Don't want to receive anymore? Just call ib_detach_mcast().
Userspace vs. Kernel API
The beauty of RDMA is that the APIs used in userspace and kernel space are almost identical.
- Prefixes: The kernel uses
ib_, while userspace usesibv_. - Control path: When userspace calls control functions, it traps into the kernel because it needs to manipulate privileged resources (like allocating a QP number).
- Differences:
- Some QP types are only visible in the kernel (SMI, GSI).
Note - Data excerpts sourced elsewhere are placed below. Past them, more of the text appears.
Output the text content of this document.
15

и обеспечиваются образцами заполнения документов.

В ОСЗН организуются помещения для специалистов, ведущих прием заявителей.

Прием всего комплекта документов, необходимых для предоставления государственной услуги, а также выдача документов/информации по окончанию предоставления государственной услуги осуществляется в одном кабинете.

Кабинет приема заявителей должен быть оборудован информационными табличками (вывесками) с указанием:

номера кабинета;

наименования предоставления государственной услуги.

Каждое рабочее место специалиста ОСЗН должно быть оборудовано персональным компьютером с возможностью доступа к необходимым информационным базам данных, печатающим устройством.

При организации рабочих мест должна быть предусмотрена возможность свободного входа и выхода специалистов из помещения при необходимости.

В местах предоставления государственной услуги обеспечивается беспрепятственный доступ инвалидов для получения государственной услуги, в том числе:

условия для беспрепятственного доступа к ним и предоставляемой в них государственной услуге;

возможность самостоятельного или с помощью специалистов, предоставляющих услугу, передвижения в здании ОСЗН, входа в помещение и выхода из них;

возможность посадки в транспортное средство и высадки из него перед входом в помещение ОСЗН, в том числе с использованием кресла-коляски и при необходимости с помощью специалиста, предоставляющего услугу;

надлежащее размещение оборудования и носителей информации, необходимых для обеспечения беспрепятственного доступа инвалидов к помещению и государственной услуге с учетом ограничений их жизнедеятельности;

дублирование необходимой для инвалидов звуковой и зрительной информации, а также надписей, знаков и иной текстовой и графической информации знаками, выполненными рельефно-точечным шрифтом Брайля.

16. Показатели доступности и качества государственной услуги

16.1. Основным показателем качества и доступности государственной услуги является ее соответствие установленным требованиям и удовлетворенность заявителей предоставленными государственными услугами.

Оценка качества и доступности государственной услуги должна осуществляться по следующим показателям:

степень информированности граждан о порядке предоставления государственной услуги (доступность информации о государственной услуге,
- Some privileged operations can only be done in the kernel (physical memory registration, FMR).
- Notification mechanism: The kernel API is asynchronous (callback functions); the userspace API is synchronous, requiring you to actively poll the CQ or events.
Chapter Summary
We've come a long way in this chapter. From InfiniBand's zero-copy and kernel bypass advantages, to the complex software and hardware architecture, to the creation and management of core objects like QPs, MRs, and CQs.
In this final section, we tied these objects together, demonstrating how to make data flow through Send and RDMA operations.
The RDMA learning curve is indeed steep—you have to understand address translation, memory registration, state machines, retry flows... But once you tame this system, what you get is a powerful engine that can bypass the operating system kernel and directly touch the pulse of the network.
In the next chapter, we will turn our gaze to a broader system perspective—network namespaces and the Bluetooth subsystem.